An increase in antibiotic-resistant S. pyogenes and failure rates of antibiotic therapy for S. pyogenes infections has been described [3, 12–15, 25]. A number of medicinal plants have been reported to have anti-S. pyogenes activities [26]. Our results revealed that R. tomentosa extract produced very good antibacterial activity against all 47 clinical S. pyogenes isolates. Nevertheless, little is known about the antibacterial mechanism and pharmacological effects of this effective plant and its active compound. Determination of their mechanisms of action will provide a starting point for the discovery of new medicines. A previous study of 73 essential oils against Streptococcus pneumoniae reported that the essential oils from oregano, rosewood, and thyme caused membrane damage and induced cell lysis [27]. Melaleuca alternifolia (tea tree) oil and its components have been reported to induce delayed lysis in Staphylococcus aureus by releasing membrane-bound cell wall autolytic enzymes when the bacterial cells were treated for several hours [23]. In contrast, R. tomentosa extract did not cause any delayed effect, and the action of this extract does not appear to involve cell wall damage or activation of autolytic enzymes. Leakage in the cytoplasmic membrane was analysed by determining of the absorbance reading at 260 nm to detect the release of cell materials including nucleic acid, metabolites, and ions [28]. Several antibacterial agents and plant extracts such as chlorhexidine [29], hexachlorophene [30], phenethyl alcohol [31], lemongrass oil [32], tea tree oil [23], and Eleutherine americana extract [33] have shown an effect on bacterial cytoplasmic membranes through inducing a loss of 260-nm-absorbing materials. Our results showed slight loss of 260-nm-absorbing materials, suggesting loss of negligible amount of nucleic acids through a damaged cytoplasmic membrane. This leakage could also be caused by other reasons such as weakening of the cell wall or disruption of cell membrane by osmotic pressure when the bacterial cells were kept for several hours. As revealed in the ultrastructural analysis of the treated cells, this extract did not reveal any dramatic changes on the bacterial cells. However, a few of treated cells demonstrated irregular shape with different sizes during binary fission.

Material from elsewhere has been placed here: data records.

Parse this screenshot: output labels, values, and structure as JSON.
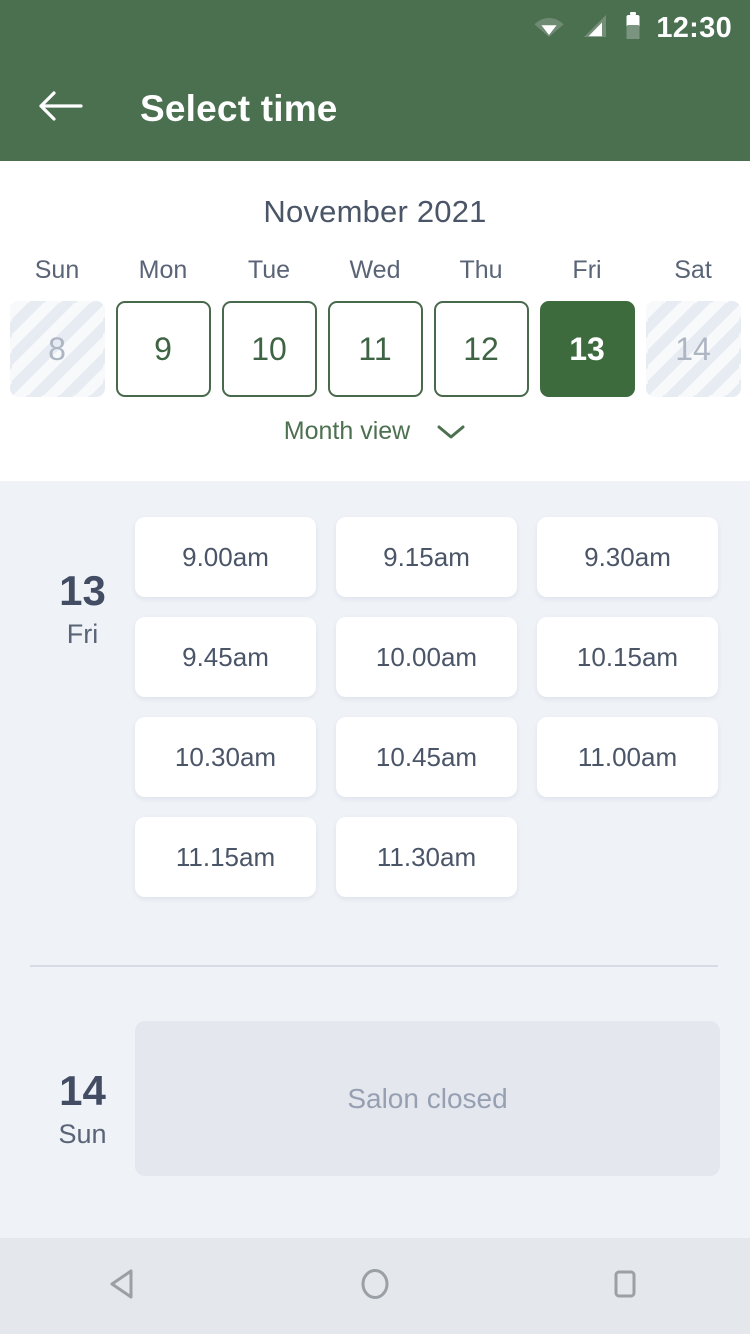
{
  "status_bar": {
    "time": "12:30",
    "icons": [
      "wifi-icon",
      "signal-icon",
      "battery-icon"
    ]
  },
  "app_bar": {
    "back_icon": "arrow-left-icon",
    "title": "Select time"
  },
  "calendar": {
    "month_title": "November 2021",
    "weekdays": [
      "Sun",
      "Mon",
      "Tue",
      "Wed",
      "Thu",
      "Fri",
      "Sat"
    ],
    "days": [
      {
        "label": "8",
        "state": "disabled"
      },
      {
        "label": "9",
        "state": "available"
      },
      {
        "label": "10",
        "state": "available"
      },
      {
        "label": "11",
        "state": "available"
      },
      {
        "label": "12",
        "state": "available"
      },
      {
        "label": "13",
        "state": "selected"
      },
      {
        "label": "14",
        "state": "disabled"
      }
    ],
    "view_toggle": {
      "label": "Month view",
      "icon": "chevron-down-icon"
    }
  },
  "slot_groups": [
    {
      "date_number": "13",
      "day_of_week": "Fri",
      "slots": [
        "9.00am",
        "9.15am",
        "9.30am",
        "9.45am",
        "10.00am",
        "10.15am",
        "10.30am",
        "10.45am",
        "11.00am",
        "11.15am",
        "11.30am"
      ]
    },
    {
      "date_number": "14",
      "day_of_week": "Sun",
      "closed_message": "Salon closed"
    }
  ],
  "nav_bar": {
    "back": "nav-back-icon",
    "home": "nav-home-icon",
    "recents": "nav-recents-icon"
  },
  "colors": {
    "brand_green": "#4a7050",
    "selected_green": "#3d6b3e",
    "outline_green": "#49694c",
    "slate": "#4a5568",
    "page_bg": "#eff2f7",
    "nav_bg": "#e4e7eb",
    "closed_card": "#e4e8ee"
  }
}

Rhodomyrtone, an isolated active compound from R. tomentosa, exhibited strong antibacterial activity against S. pyogenes. Rhodomyrtone is a newly reported novel antibacterial compound and there have been very brief reports on its activity. Significant antibacterial activities of rhodomyrtone against many Gram-positive bacteria have been documented [18, 34]. Although the previous researches have attempted to explain the actions of rhodomyrtone [35-37], its antibacterial mechanisms of action are still unclear. Therefore, the development of this compound as a new lead drug needs more information and researches on its modes of action.

The results obtained from this study shed light on the antibacterial mechanisms of R. tomentosa leaf extract. Rhodomyrtone has powerful in vitro activity against S. pyogenes. This active compound may be used as a therapeutic drug candidate for the control of streptococcal infections. Further research that examines it's in vitro and in vivo mechanisms of action, toxicity, and therapeutic effect is necessary.